The Nationwide Children’s Center for Injury Research and Policy says nearly 15,000 children younger than 18 visit emergency rooms for tip-over injuries each year. The researchers say the majority of the cases involve children younger than 7 hurt by televisions that topple.

Ridge ponders bid for Specter’s seat

Former Pennsylvania Gov. Tom Ridge is seriously considering a 2010 bid for the Senate seat held by Republican-turned-Democrat Arlen Specter and will make his decision in the next two weeks, according to several sources familiar with his thinking.

If he ran, Ridge would likely face opposition in the Republican primary from former Rep. Pat Toomey, a conservative who came within two points of knocking off Specter in the 2004 GOP primary. Toomey has made it clear that he is in the race regardless of whether Ridge, who is considered to be a moderate, runs.

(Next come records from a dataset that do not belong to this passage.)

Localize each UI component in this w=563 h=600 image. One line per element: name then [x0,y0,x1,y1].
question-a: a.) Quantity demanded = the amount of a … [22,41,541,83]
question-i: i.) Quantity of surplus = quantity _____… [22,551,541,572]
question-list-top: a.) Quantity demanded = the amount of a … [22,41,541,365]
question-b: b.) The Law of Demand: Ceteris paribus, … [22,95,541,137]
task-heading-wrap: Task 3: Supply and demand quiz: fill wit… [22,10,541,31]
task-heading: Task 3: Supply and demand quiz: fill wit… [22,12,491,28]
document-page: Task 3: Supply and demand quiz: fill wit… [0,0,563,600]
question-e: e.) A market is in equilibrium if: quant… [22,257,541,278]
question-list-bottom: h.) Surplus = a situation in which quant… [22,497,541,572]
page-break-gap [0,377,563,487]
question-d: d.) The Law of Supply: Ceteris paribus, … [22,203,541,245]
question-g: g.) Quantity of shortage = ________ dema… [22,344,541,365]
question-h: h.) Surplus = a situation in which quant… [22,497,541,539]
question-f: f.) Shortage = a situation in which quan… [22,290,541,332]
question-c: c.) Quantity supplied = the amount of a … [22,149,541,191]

Mosquito with cold? Gateses hope so

Can tomatoes be taught to make antiviral drugs for people who eat them? Would zapping your skin with a laser make your vaccination work better? Could malaria-carrying mosquitoes be given a teensy head cold that would prevent them from sniffing out a human snack bar?

These are among 81 projects awarded $100,000 grants Monday by the Bill & Melinda Gates Foundation in a bid to support innovative, unconventional global health research.

Craigslist suspect faces R.I. gun charge

A medical student jailed in Boston on suspicion of killing a masseuse he met on Craigslist was charged Monday in an arrest warrant with pulling a gun on a stripper in a Rhode Island hotel.

The warrant accuses Philip Markoff of assault and weapons violations. Authorities had previously said Markoff was the suspect in the April 16 robbery attempt at a Holiday Inn Express in Warwick.